I want to insert here that I've been reading a book called "Shut up about your perfect kid" by Gina Gallagher & Patricia Konjoian. It's written by two sisters who each have a high needs daughter - one with Asperger's and one with bi-polar disorder. But the book is about coping and adjusting and dealing with the struggles that arise - and it references many other special/high needs, not just these two. One of the premises of what they share is how open they are with the struggles they face in handling their children's needs. They discovered that the more open they were, the more open others were in sharing their struggles as well. And the more open everyone was, the less of a stigma and the more manageable each struggle became. I find it very refreshing, and an easy, humorous read. In many ways, I see struggles so much bigger than my own that I feel reassured, too. One of my favorite stories was when one author was in the grocery store, waiting in a long line at the deli, and someone came up announcing loudly, "Hey! Guess what, I'm bipolar!" - she was secure in her struggle because she knew she had support and those who understood. Precious!

So, back to my story. . .as I pondered what to share, I knew I needed to let my guard down, but also preserve the dignity of my son and the fact that we don't fully understand everything going on with him yet. I weighed this with not wanting the other moms to be afraid of letting their kids play with him. I was glad I was able to speak last. I shared openly about why we started homeschooling, that last year was a pretty good year, that we'd barely schooled this year because the summer has been such an intense one and that our grumbling and complaining went beyond the average - that my son needs professional help (a hard thing to 'fess up to in front of 15 women you've never met!). And my aha moment was that I have the space and grace to adjust what I need how I need to meet his needs: be it curriculum or schedule or something else. It was good (and hard - I loathe the center of attention in groups that size, even when I know them....I was flushed from the effort!). I didn't feel criticized. And later, two different moms came up and were open with me - one specifically about a daughter's struggles and the other just saying that it sounded like we could easily get together and discuss our son's needs. I honestly hardly knew how to respond, but saw the opportunity for so much more in the year to come.

Open brings forth open.
In amazing ways.

04 October 2010

13

Today marks 13 years with my love.

My husband and I were chatting this morning (on the phone as he drove....a favorite past time of ours), and he commented that he was sorry that our anniversary fell in the midst of such hard times - namely all the 'stuff' that we've been coping with for the past several months.

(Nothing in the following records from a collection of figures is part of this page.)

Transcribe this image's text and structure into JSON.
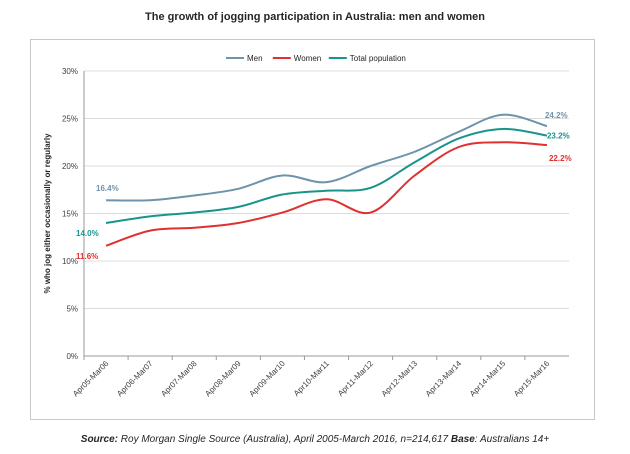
{
  "chart_data": {
    "type": "line",
    "title": "The growth of jogging participation in Australia: men and women",
    "xlabel": "",
    "ylabel": "% who jog either occasionally or regularly",
    "categories": [
      "Apr05-Mar06",
      "Apr06-Mar07",
      "Apr07-Mar08",
      "Apr08-Mar09",
      "Apr09-Mar10",
      "Apr10-Mar11",
      "Apr11-Mar12",
      "Apr12-Mar13",
      "Apr13-Mar14",
      "Apr14-Mar15",
      "Apr15-Mar16"
    ],
    "y_ticks": [
      0,
      5,
      10,
      15,
      20,
      25,
      30
    ],
    "y_tick_labels": [
      "0%",
      "5%",
      "10%",
      "15%",
      "20%",
      "25%",
      "30%"
    ],
    "ylim": [
      0,
      30
    ],
    "grid": true,
    "legend_position": "top",
    "series": [
      {
        "name": "Men",
        "color": "#6e93aa",
        "values": [
          16.4,
          16.4,
          16.9,
          17.6,
          19.0,
          18.3,
          20.0,
          21.5,
          23.6,
          25.4,
          24.2
        ],
        "start_label": "16.4%",
        "end_label": "24.2%"
      },
      {
        "name": "Women",
        "color": "#e03030",
        "values": [
          11.6,
          13.2,
          13.5,
          14.0,
          15.1,
          16.5,
          15.1,
          19.0,
          22.0,
          22.5,
          22.2
        ],
        "start_label": "11.6%",
        "end_label": "22.2%"
      },
      {
        "name": "Total population",
        "color": "#18958a",
        "values": [
          14.0,
          14.7,
          15.1,
          15.7,
          17.0,
          17.4,
          17.7,
          20.4,
          22.9,
          23.9,
          23.2
        ],
        "start_label": "14.0%",
        "end_label": "23.2%"
      }
    ]
  },
  "source": {
    "prefix": "Source:",
    "text": " Roy Morgan Single Source (Australia), April 2005-March 2016, n=214,617 ",
    "base_label": "Base",
    "base_text": ": Australians 14+"
  }
}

Honestly, our years have never been simple or easy, peppered heavily with his schooling, deaths in the family (when it would rain, it would pour), and most definitely the struggles of our sweet children - the hardest of things to bear.

But I look back and would not trade a single one of those years. I would not trade the tough times, because they made us stronger; I would not trade the sad times for they made us closer; I would not trade the struggles for they made each achievement sweeter.

I commented on something along those lines, though not so explicitly. And he knew what I meant, agreeing. I then thought back 12 years to our first anniversary. I was going through medical treatment for my endometriosis that put me in a drug-induced menopause - I can tell you here and now I would not trade this year for that year ever. He very quickly agreed as I mentioned it (and yes, we know that true menopause is not so many years away, but we'll take it when it comes, and not a day sooner, thankyouverymuch). Besides, 12 years ago we did not have our sweet little people (who, I have begun noticing, do not stay quite so little....) and life is much richer with them.

I may have had a tough summer and be bracing myself for what could lie ahead - there are many unpredictable turns with Little B's issues and Miss C's allergies and a new baby in the mix - but I love that in the midst of these days I am celebrating 13 years of sharing this life with the man I love so much. I am thankful that our anniversary falls in the midst of it all, for it's a wonderful reminder that tough or not, life is still very good. Very good indeed.